Janet stayed for a couple of nights after that, sleeping in an old
sleeping bag on the sofa with her feet hanging over the edge. I was
wild mad with her for not chasing him away. I don't think she believed
me. She wouldn't let me have the air freshener back, either.
*
I have just remembered what the smell was. It was the one that visits
old people's houses after they have died. I've been to funeral
receptions in dead people's houses. I don't know how anyone can ever
move into a house after that.
*
Janet started to say that I shouldn't be at home on my own anymore, and
wouldn't I like to move into her house? Where would I sleep, I said. I
can't go on your sofa you know. She said she'd think of
something.
*
Doris brought me a birthday present this morning, a real grass skirt.

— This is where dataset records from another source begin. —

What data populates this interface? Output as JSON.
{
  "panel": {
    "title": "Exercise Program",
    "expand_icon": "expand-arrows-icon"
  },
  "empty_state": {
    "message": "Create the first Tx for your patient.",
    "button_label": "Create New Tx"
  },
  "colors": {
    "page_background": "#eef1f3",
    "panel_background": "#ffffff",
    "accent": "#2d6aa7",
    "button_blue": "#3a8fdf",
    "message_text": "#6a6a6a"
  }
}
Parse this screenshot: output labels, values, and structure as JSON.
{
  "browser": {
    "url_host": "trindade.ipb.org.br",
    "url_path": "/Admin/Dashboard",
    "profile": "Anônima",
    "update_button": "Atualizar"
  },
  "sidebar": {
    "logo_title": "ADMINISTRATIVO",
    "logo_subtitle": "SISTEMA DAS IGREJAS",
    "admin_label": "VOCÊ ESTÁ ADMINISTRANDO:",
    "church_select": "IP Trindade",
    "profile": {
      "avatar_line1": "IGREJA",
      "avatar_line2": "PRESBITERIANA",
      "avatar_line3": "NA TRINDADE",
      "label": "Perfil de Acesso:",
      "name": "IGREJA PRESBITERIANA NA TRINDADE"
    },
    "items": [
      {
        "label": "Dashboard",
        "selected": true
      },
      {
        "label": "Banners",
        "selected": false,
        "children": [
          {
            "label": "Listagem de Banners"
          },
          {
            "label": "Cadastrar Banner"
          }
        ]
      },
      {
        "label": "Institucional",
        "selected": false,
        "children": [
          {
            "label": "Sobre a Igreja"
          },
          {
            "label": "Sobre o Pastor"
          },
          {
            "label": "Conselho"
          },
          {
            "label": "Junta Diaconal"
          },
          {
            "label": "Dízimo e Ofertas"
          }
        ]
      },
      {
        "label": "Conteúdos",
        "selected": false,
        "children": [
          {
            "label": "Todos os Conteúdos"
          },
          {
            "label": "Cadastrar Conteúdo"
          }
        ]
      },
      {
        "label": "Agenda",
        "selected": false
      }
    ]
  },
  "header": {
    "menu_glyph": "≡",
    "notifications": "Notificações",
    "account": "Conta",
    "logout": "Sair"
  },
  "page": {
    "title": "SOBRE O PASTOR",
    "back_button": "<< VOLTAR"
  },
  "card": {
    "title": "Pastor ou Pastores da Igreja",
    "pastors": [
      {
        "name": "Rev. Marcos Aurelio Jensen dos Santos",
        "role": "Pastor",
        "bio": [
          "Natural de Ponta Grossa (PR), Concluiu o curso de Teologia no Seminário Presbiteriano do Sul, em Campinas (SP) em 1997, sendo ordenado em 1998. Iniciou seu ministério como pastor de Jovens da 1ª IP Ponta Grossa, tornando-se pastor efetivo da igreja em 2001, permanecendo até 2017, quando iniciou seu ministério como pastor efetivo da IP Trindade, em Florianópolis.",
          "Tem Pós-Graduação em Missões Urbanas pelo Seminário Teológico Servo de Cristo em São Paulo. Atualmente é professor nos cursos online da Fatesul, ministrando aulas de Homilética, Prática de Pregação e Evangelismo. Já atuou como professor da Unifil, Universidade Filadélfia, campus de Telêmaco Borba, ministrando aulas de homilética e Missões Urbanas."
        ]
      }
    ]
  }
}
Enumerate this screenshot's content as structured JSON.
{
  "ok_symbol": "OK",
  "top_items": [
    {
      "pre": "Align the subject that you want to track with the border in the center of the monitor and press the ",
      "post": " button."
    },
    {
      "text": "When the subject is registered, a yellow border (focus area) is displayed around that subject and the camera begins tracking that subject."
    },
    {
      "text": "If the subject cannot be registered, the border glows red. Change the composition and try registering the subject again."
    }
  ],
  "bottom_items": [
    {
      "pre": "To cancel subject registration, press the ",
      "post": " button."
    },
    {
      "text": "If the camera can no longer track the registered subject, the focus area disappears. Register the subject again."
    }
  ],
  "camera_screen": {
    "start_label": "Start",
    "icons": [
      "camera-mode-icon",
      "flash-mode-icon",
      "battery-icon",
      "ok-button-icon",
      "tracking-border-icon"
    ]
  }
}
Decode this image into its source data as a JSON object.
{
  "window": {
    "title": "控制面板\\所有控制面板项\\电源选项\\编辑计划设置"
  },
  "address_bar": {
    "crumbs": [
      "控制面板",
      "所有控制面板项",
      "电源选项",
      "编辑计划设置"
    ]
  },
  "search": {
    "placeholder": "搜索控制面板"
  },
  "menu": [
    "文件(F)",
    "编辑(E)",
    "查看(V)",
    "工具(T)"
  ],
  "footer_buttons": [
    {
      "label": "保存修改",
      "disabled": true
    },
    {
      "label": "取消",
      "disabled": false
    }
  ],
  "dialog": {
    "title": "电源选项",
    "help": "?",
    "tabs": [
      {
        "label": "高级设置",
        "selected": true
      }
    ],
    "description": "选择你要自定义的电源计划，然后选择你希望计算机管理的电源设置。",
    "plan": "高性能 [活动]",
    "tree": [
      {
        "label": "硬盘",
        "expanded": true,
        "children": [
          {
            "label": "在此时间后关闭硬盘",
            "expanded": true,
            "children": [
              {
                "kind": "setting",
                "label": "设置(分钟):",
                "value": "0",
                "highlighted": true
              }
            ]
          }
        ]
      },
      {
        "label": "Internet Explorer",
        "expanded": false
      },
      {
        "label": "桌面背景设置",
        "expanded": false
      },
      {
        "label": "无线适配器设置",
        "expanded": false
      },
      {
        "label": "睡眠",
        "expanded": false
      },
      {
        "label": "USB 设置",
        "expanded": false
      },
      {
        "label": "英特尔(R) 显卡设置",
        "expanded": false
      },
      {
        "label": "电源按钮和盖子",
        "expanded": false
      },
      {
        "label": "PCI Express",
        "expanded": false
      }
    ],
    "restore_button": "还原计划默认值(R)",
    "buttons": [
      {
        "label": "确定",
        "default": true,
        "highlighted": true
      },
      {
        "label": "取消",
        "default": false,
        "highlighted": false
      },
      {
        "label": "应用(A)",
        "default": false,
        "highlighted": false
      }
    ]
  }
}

She said she found it at a jumble sale last weekend. What someone would
do with a grass skirt, I don't know. I thanked her for it anyway. My
mother had always hammered my manners into me. Then some of the others
came in and we had birthday cake and tea and I got to choose the
channel this evening. Tonight my room is filled with seventy four
years' worth of whiteness. Sometimes I think I would be quite pleased
to see my stalker again.
*
Meanwhile he got worse and worse. Since the garden visit he started to
come at night, which is my least favourite time of day. He started to
wake me up tapping trees on my window and blowing under the doors after
I'd had my tea. I was quite brave up to then, but I just started to get
fed up of it all. I wouldn't let Janet sleep on the sofa and I didn't
want to move into her house, it's a horrible flat and it's six floors
high. I don't know how people live thirty storeys up in America, I
really don't. He started to seem as though he didn't really care about
me and the whole thing became a lot less romantic than it had been. I
mean, a stalker is quite a story, it's usually people like Madonna and
suchlike who get stalked, and here was little old me. But I wasn't
ready for him, I wouldn't let him scare me, so I wouldn't move out just
because there were footmarks on the front lawn.
*
There's a lot of waiting around here. I'd rather stare at these white
walls than wait, like some of them do. Aged patience and waiting. I am
curious about what happens next, but that doesn't mean that I'm waiting
for it. I think it'll just be playing, a lot of playing in the sky, and
someone to hold your hand anytime you want them to.
*
Janet sat me down after Neighbours, she'd cooked me a nice piece of
ham, and asked me what I thought about to myself when she wasn't
there.
What an odd question, I said to her.
Well, how do you fill the hours? she asked.
I try not to fill hours, I said. I like them to fill me. Whatever God
wants to put in my head can go there.
What does God put there then? she said.
And I shrugged my shoulders. I don't really know what God puts there, I
admitted. I know that I have fun days and I have frightened days. This
week I've had a few frightened days.
And Janet looked very upset and said that she wanted me to move out,
and not to be alone anymore.
*
I have learned much more about my imagination than I ever supposed
there was to know. You don't give yourself any time to find out, when
you're working, or housewifing or mothering. White is a surprisingly
potential colour. Although sometimes the white is an overbearing
colour, especially in the darkness, you can paint it with just anything
you like in the daytime. Sometimes now I paint my stalker, or I paint a
story with girls and boys and cranberry cocktails. Janet will find out
when she is alone.
This morning my stalker came to find me. I knew that he would catch me,
or I would catch him, sooner or later. He's been hiding around corners
for six months. He came to my room, stuck his head around the doorpost,
and said, It's a bit white, isn't it?
Yes, I said. Do you want to play a game?
I thought I wouldn't attack him, this time. I have forgiven him. I
asked him if he'd forgiven me for fighting him off for six
months.
Of course I do, he said in a bright white voice. He looked more
beautiful than I had ever seen him. The whiteness filled with courage
like an ocean spray. He held out his hand. A shot of lightning
staccatoed through the air between us. Smiling an ageless smile.
Shall we paint a picture? he asked.
I took it.
This room is free for while, they said. Well, now it's free again.